The IIC-CEL team works in Bihar to develop solar minigrid pilots in two villages.
Last year, IIC had a highly competitive selection process. Leadership reviewed more than 130 applicants and chose the Fellows whose skills best matched projects’ needs. For example, a team with knowledge of marketing, business, and legal work was assigned to the third project for the 2014–15 year. Central Electronics Limited is a government corporation that manufactures electronics. The team assigned to it was tasked with determining if solar technology can be used for rural electrification in villages not on the grid. They are currently running a pilot program with the government and an NGO. “They are trying to expand this to roughly thirty villages and are also working with the charter city’s team to try to set up LEED-type standards for the new cities,” Malani added.

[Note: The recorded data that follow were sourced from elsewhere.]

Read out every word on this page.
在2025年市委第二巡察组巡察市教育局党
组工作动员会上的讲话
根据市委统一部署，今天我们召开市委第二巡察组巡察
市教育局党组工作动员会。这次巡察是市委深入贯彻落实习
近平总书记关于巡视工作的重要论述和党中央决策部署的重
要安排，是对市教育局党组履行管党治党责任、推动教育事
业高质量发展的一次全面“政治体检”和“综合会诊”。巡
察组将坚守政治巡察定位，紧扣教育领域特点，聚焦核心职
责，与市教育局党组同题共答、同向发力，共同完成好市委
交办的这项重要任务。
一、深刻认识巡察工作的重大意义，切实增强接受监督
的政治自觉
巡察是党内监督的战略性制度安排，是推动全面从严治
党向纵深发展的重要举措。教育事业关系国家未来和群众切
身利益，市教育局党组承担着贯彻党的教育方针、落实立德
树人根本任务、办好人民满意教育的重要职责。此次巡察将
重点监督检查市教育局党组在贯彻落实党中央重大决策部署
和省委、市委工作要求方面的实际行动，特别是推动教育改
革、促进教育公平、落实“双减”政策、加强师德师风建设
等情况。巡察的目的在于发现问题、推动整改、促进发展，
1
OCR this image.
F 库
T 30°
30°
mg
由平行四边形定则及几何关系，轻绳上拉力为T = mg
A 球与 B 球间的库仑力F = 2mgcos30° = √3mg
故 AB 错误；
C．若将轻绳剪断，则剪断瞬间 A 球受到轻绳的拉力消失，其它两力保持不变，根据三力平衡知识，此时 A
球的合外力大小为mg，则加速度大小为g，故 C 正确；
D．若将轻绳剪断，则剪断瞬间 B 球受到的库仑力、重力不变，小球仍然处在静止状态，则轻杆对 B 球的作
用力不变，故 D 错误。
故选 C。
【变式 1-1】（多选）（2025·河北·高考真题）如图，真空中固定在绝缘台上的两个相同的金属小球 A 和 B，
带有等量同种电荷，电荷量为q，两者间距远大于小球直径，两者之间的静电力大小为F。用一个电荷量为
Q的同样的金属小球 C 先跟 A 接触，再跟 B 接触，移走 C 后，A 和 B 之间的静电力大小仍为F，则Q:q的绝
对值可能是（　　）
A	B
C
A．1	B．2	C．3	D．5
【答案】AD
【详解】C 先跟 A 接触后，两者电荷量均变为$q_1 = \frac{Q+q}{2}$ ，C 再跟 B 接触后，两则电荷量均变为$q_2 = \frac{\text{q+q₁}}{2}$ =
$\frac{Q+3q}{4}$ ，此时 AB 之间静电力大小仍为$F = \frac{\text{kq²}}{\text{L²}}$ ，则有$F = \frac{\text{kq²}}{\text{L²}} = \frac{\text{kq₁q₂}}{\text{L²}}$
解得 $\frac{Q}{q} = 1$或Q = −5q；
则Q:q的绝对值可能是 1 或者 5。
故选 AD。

For the 2015–16 year, IIC leadership is hiring between twenty-one and forty Fellows, depending on the funding they receive. They have already gotten generous grants from the Tata Trust to do work in sanitation and sustainable energy and the Michael and Susan Dell Foundation to do work in education. They also have a project with the US Agency for International Development and the UK’s Department for International Development to build out a new social impact fund, in part by providing business incubation services to social entrepreneurs.
The following year, Malani hopes to expand IIC to Latin America and perhaps to Cambodia, Kenya, and Afghanistan. “Of course, we need to find the right people and the right connections for the right project, and we can’t do anything without funding,” he commented. “But we would really love to get some of our LLMs involved in IIC. A lot of them go back to their countries and work for their governments, and perhaps they can point us to good projects.”